This message was deleted.
# ask-anything
s
This message was deleted.
e
yeah, looks like a grid can be helpful for your use case, it'd be something like this:
Copy code
# execute independent tasks in parallel
executor: parallel

tasks:
  - source: clean.py
    name: clean-
    product:
      nb: clean.html
      clean: clean.csv
    grid:
        cities: [a, b, c, d]
to control the product's filenames, you can use placeholders, more on the docs
does this solve your issue?
s
Does this work similarly in the Python API? Sorry, I should've specified that I am utilizing the python API in the original question.
e
you can replace
grid
in the Python API with a for loop, check out this example - essentially you create many `NotebookRunner`/`PythonCallable` instances and each one gets a different parameter (the path to the file) i'm guessing you have a folder where each file corresponds to data from a single city, right? then you could do:
Copy code
for city in ['a', 'b', ...]
    NotebookRunner(Path('your-script.py'), File(f'{city}-clean.csv'), name=f'{city}-clean', dag=dag, params=dict(input_path=f'path/to/{city}.csv'))
(it'd work the same if you're using PythonCallable)
s
hi, this was very helpful, but i did have another question. I am fairly new to all of this so I would just like to ask how env works and in the tasks why the file comes from env.path.data (line45 for example) , im not sure how that works and a very simple rundown would be helpful. I have been trying to find documentation for this but I can't seem to understand it. Thank you!
e
yeah, our Python docs need more work. you can find all the examples here this one explains how the basics of env work
and this one os a follow-up, showing more advanced things regarding the env but note that using an env is optional
let me know if you have more questions!
s
once a task is finished and a product is made ( in this case a csv file), is there anywhere to access it? can i make a folder to store all the products I've created through the tasks? does this require an env? right now i have my products set up like this in PYthonCallable: File(env. path.cleaned_data / "social.csv") based on what I've read, does this mean that I'm putting the social csv in a folder called cleaned_data?
e
once a task is finished and a product is made ( in this case a csv file), is there anywhere to access it?
the simplest way would be to pass the path to the csv file. e.g.
pd.read_csv('/path/to/data.csv')
- now, if you want to avoid harcoding paths (which is a good practice), then you can load your DAG into a Python session and extract information from it. To enable that create a factory function, then import that function into a script or notebook like this:
Copy code
from my_module import my_factory_function

dag = my_factory_function()
dag.render()

# if task_name only generates one product
path = str(dag[task_name].product)

# if task_name generates >1 product
path = str(dag[task_name].product[product_key])

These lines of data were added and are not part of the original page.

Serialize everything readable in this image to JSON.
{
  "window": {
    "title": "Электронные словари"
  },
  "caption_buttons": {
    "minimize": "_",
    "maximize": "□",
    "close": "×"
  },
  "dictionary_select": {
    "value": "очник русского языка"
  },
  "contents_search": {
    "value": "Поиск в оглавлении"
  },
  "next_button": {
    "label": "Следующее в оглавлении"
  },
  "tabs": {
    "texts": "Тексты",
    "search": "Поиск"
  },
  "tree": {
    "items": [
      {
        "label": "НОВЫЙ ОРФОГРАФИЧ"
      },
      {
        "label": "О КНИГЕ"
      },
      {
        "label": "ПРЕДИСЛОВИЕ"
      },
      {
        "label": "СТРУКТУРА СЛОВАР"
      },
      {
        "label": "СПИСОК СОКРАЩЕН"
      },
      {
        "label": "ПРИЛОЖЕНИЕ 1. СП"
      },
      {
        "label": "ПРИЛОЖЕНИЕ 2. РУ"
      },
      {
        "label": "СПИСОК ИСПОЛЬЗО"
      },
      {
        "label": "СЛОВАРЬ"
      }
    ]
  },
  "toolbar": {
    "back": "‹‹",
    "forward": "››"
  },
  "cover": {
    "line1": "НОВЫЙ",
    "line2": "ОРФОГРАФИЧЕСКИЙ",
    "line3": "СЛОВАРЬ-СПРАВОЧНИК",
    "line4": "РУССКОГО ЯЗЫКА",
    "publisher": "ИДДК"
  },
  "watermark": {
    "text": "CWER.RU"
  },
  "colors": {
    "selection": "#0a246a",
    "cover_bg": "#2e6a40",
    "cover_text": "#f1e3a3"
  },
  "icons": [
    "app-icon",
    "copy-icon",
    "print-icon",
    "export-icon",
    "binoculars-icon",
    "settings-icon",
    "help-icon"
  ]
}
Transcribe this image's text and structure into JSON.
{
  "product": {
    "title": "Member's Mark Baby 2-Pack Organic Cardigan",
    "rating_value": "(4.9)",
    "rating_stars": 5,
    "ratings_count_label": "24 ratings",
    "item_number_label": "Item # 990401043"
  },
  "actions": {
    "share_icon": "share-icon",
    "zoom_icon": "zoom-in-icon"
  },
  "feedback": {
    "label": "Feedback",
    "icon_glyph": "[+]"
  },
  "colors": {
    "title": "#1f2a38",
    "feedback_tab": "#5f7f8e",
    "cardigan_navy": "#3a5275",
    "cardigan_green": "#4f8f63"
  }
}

# ... then use path to load the csv file
does this require an env?
It doesn't
right now i have my products set up like this in PYthonCallable: File(env. path.cleaned_data / "social.csv") based on what I've read, does this mean that I'm putting the social csv in a folder called cleaned_data?
No. It depends on the value you passed in the env. for example if
env = {"path": {"cleaned_data": "some_directory"}}
, then your social.csv will go into
some_directory/social.csv
in other words, the output path, the path depends on the value stored in the dictionary.